WWII vet receives war medals 6 decades later
By Karen Berkowitz firstname.lastname@example.org September 4, 2013 7:34PM
U.S. Senator Richard Durbin presents Dr. Irving Distelheim of Highland Park, a WWII veteran, with medals earned during the war's European theater. Distelheim served in France during the final two years of the war, first caring for troops in a hospital, then taking command of a mobile medical detachment which followed the German retreat across the country leading up to the end of the war, August 29, 2013. | Joe Cyganowski-For Sun-Times Media
Irving Distelheim’s four medals
• European-African-Middle Eastern Campaign Medal with Bronze Service Star
• American Campaign Medal
• World War II Victory Medal
• Army of Occupation Medal with German Clasp and Honorable Service Lapel Button, which recognizes service in Germany during World War II
Updated: October 7, 2013 12:36PM
When Irving Distelheim returned home from World War II, he was eager to start his medical residency and resume the training that was interrupted when the U.S. Army called him into duty two years before the war’s end.
For nearly six decades, Distelheim never thought about the medals and ribbons he was owed for his service, but had never received.
But after he retired at 92 years old, the Highland Park veteran sat down to write his memoirs for his children, grandchildren and future kin. Only then did it hit him: He never received those tangible acknowledgements of his contributions to the war effort.
On Aug. 29, U.S. Sen. Dick Durbin presented Distelheim, 95, with four medals commemorating his service to his country in France. The presentation took place before dozens of fellow war veterans, friends, family members and public officials in Memorial Park, just east of downtown Highland Park.
“It is the least I could do for a man who has dedicated his life to the service of others, both as a doctor caring for the wounded in France during the war and during his civilian career as a physician in private practice,” said Durbin, the second highest ranking member of the U.S. Senate.
“Dr. Distelheim is a prime example of why men and women of his time are called the ‘Greatest Generation,’” Durbin added.
Distelheim and his family members were astounded by the attention spawned by the unassuming request he’d made to Durbin’s office last year. The retired physician had contacted the senator’s office for help in locating the medals and expected they would be sent by mail. Staff members from Durbin’s Chicago office worked with Distelheim and the U.S. Army to assemble the paperwork required to issue the medals.
Distelheim’s wife Rochelle attributes the military’s oversight to the monumental task of bringing the war to its conclusion.
“When the war ended in Europe, there were thousands and thousands of men in Europe who were then going to be sent to Japan,” Rochelle Distelheim said. “When the atomic bomb was dropped, the war was over within days. The army had this huge bureaucratic problem on its hands of bringing thousands of soldiers and all that equipment home.”
Irving Distelheim stayed behind in France for more than a year, because he was not married and had no children and therefore was low on the priority rankings.
Distelheim worked his way through the University of Illinois Medical School and in 1943 graduated after a shortened internship due to the war effort. A day later, he received a letter saying “Welcome to the Army,” said his wife. He was deployed to a military hospital in Rouen, France, where he cared for troops headed to the front and those wounded in combat. He was soon promoted to captain and commanding officer of the 252nd Medical Detachment, a group of 12 enlisted men and 12 non-commissioned officers who followed the German retreat east across France.

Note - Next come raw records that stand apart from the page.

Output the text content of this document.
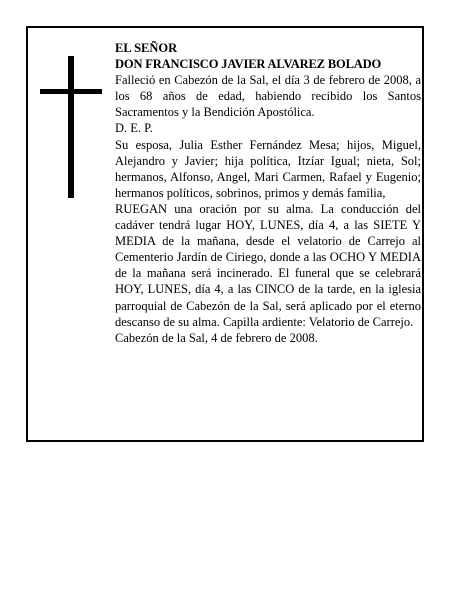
EL SEÑOR

DON FRANCISCO JAVIER ALVAREZ BOLADO

Falleció en Cabezón de la Sal, el día 3 de febrero de 2008, a los 68 años de edad, habiendo recibido los Santos Sacramentos y la Bendición Apostólica.

D. E. P.

Su esposa, Julia Esther Fernández Mesa; hijos, Miguel, Alejandro y Javier; hija política, Itzíar Igual; nieta, Sol; hermanos, Alfonso, Angel, Mari Carmen, Rafael y Eugenio; hermanos políticos, sobrinos, primos y demás familia,

RUEGAN una oración por su alma. La conducción del cadáver tendrá lugar HOY, LUNES, día 4, a las SIETE Y MEDIA de la mañana, desde el velatorio de Carrejo al Cementerio Jardín de Ciriego, donde a las OCHO Y MEDIA de la mañana será incinerado. El funeral que se celebrará HOY, LUNES, día 4, a las CINCO de la tarde, en la iglesia parroquial de Cabezón de la Sal, será aplicado por el eterno descanso de su alma. Capilla ardiente: Velatorio de Carrejo.

Cabezón de la Sal, 4 de febrero de 2008.
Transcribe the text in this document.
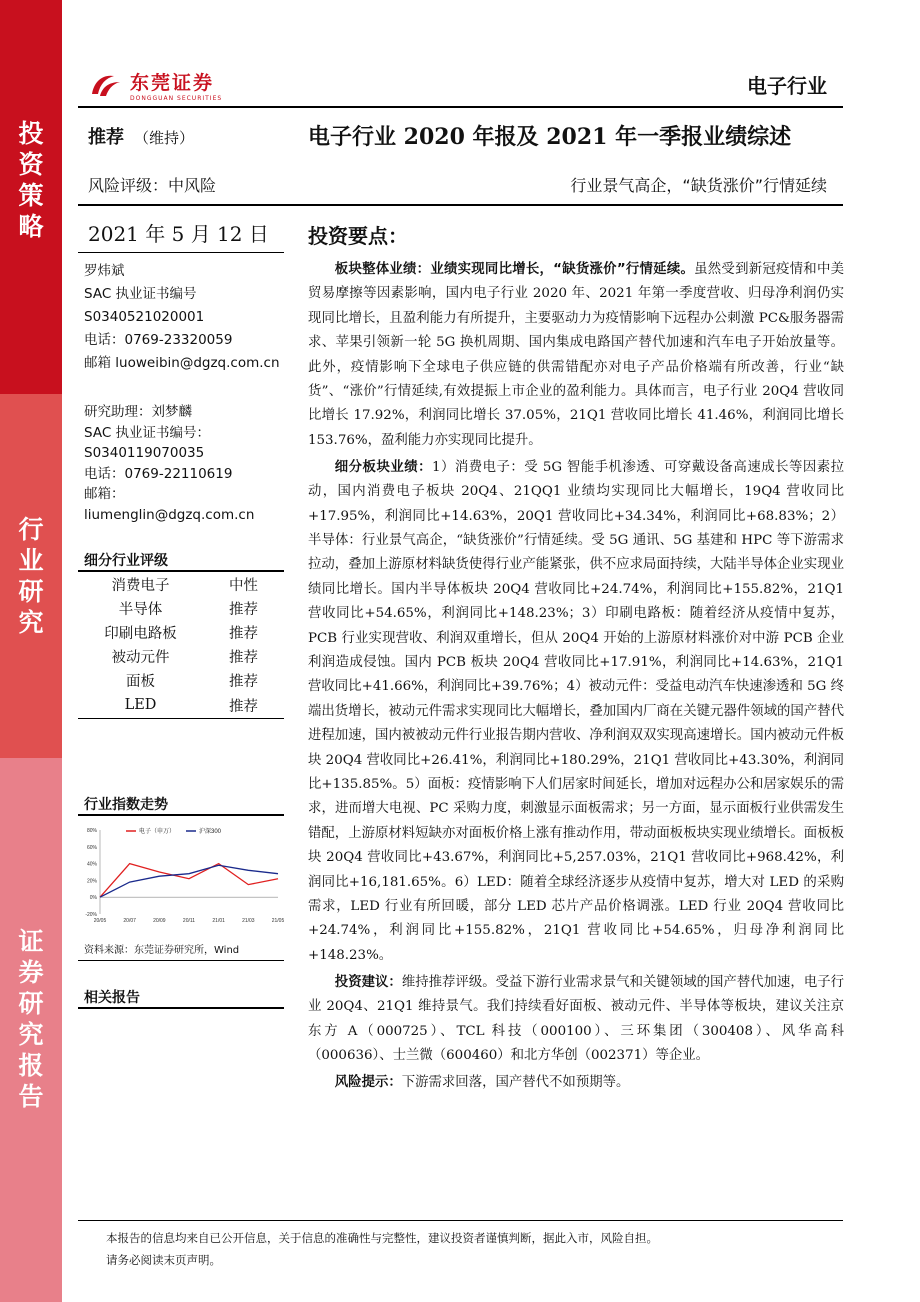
投
资
策
略
行
业
研
究
证
券
研
究
报
告
东莞证券
DONGGUAN SECURITIES
电子行业
推荐 （维持）	电子行业 2020 年报及 2021 年一季报业绩综述
风险评级：中风险	行业景气高企，“缺货涨价”行情延续
2021 年 5 月 12 日
罗炜斌
SAC 执业证书编号
S0340521020001
电话：0769-23320059
邮箱 luoweibin@dgzq.com.cn
研究助理：刘梦麟
SAC 执业证书编号：
S0340119070035
电话：0769-22110619
邮箱：
liumenglin@dgzq.com.cn
细分行业评级
消费电子	中性
半导体	推荐
印刷电路板	推荐
被动元件	推荐
面板	推荐
LED	推荐
行业指数走势
80%
60%
40%
20%
0%
-20%
20/05	20/07	20/09	20/11	21/01	21/03	21/05
电子（申万）	沪深300
资料来源：东莞证券研究所，Wind
相关报告
投资要点：

板块整体业绩：业绩实现同比增长，“缺货涨价”行情延续。虽然受到新冠疫情和中美贸易摩擦等因素影响，国内电子行业 2020 年、2021 年第一季度营收、归母净利润仍实现同比增长，且盈利能力有所提升，主要驱动力为疫情影响下远程办公刺激 PC&服务器需求、苹果引领新一轮 5G 换机周期、国内集成电路国产替代加速和汽车电子开始放量等。此外，疫情影响下全球电子供应链的供需错配亦对电子产品价格端有所改善，行业“缺货”、“涨价”行情延续,有效提振上市企业的盈利能力。具体而言，电子行业 20Q4 营收同比增长 17.92%，利润同比增长 37.05%，21Q1 营收同比增长 41.46%，利润同比增长 153.76%，盈利能力亦实现同比提升。

细分板块业绩：1）消费电子：受 5G 智能手机渗透、可穿戴设备高速成长等因素拉动，国内消费电子板块 20Q4、21QQ1 业绩均实现同比大幅增长，19Q4 营收同比+17.95%，利润同比+14.63%，20Q1 营收同比+34.34%，利润同比+68.83%；2）半导体：行业景气高企，“缺货涨价”行情延续。受 5G 通讯、5G 基建和 HPC 等下游需求拉动，叠加上游原材料缺货使得行业产能紧张，供不应求局面持续，大陆半导体企业实现业绩同比增长。国内半导体板块 20Q4 营收同比+24.74%，利润同比+155.82%，21Q1 营收同比+54.65%，利润同比+148.23%；3）印刷电路板：随着经济从疫情中复苏，PCB 行业实现营收、利润双重增长，但从 20Q4 开始的上游原材料涨价对中游 PCB 企业利润造成侵蚀。国内 PCB 板块 20Q4 营收同比+17.91%，利润同比+14.63%，21Q1 营收同比+41.66%，利润同比+39.76%；4）被动元件：受益电动汽车快速渗透和 5G 终端出货增长，被动元件需求实现同比大幅增长，叠加国内厂商在关键元器件领域的国产替代进程加速，国内被被动元件行业报告期内营收、净利润双双实现高速增长。国内被动元件板块 20Q4 营收同比+26.41%，利润同比+180.29%，21Q1 营收同比+43.30%，利润同比+135.85%。5）面板：疫情影响下人们居家时间延长，增加对远程办公和居家娱乐的需求，进而增大电视、PC 采购力度，刺激显示面板需求；另一方面，显示面板行业供需发生错配，上游原材料短缺亦对面板价格上涨有推动作用，带动面板板块实现业绩增长。面板板块 20Q4 营收同比+43.67%，利润同比+5,257.03%，21Q1 营收同比+968.42%，利润同比+16,181.65%。6）LED：随着全球经济逐步从疫情中复苏，增大对 LED 的采购需求，LED 行业有所回暖，部分 LED 芯片产品价格调涨。LED 行业 20Q4 营收同比+24.74%，利润同比+155.82%，21Q1 营收同比+54.65%，归母净利润同比+148.23%。

投资建议：维持推荐评级。受益下游行业需求景气和关键领域的国产替代加速，电子行业 20Q4、21Q1 维持景气。我们持续看好面板、被动元件、半导体等板块，建议关注京东方 A（000725）、TCL 科技（000100）、三环集团（300408）、风华高科（000636）、士兰微（600460）和北方华创（002371）等企业。

风险提示：下游需求回落，国产替代不如预期等。

本报告的信息均来自已公开信息，关于信息的准确性与完整性，建议投资者谨慎判断，据此入市，风险自担。
请务必阅读末页声明。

“Many of the German troops were surrendering or were captured during this retreat and needed medical attention, but there was just no place to take them,” said Durbin. “So our Dr. Distelheim was entrusted with organizing the care for 80,000 German prisoners. These 80,000 men may have been the enemies to some, but Dr. Distelheim was a doctor first.”
Distelheim had a long career as a dermatologist based in Lincolnwood. An art lover, he also owned the Distelheim Art Galleries in Chicago’s Gold Coast neighborhood. He and his wife have lived for the past 55 years in Highland Park, where they raised their three daughters, Laura, Ellen and Lisa.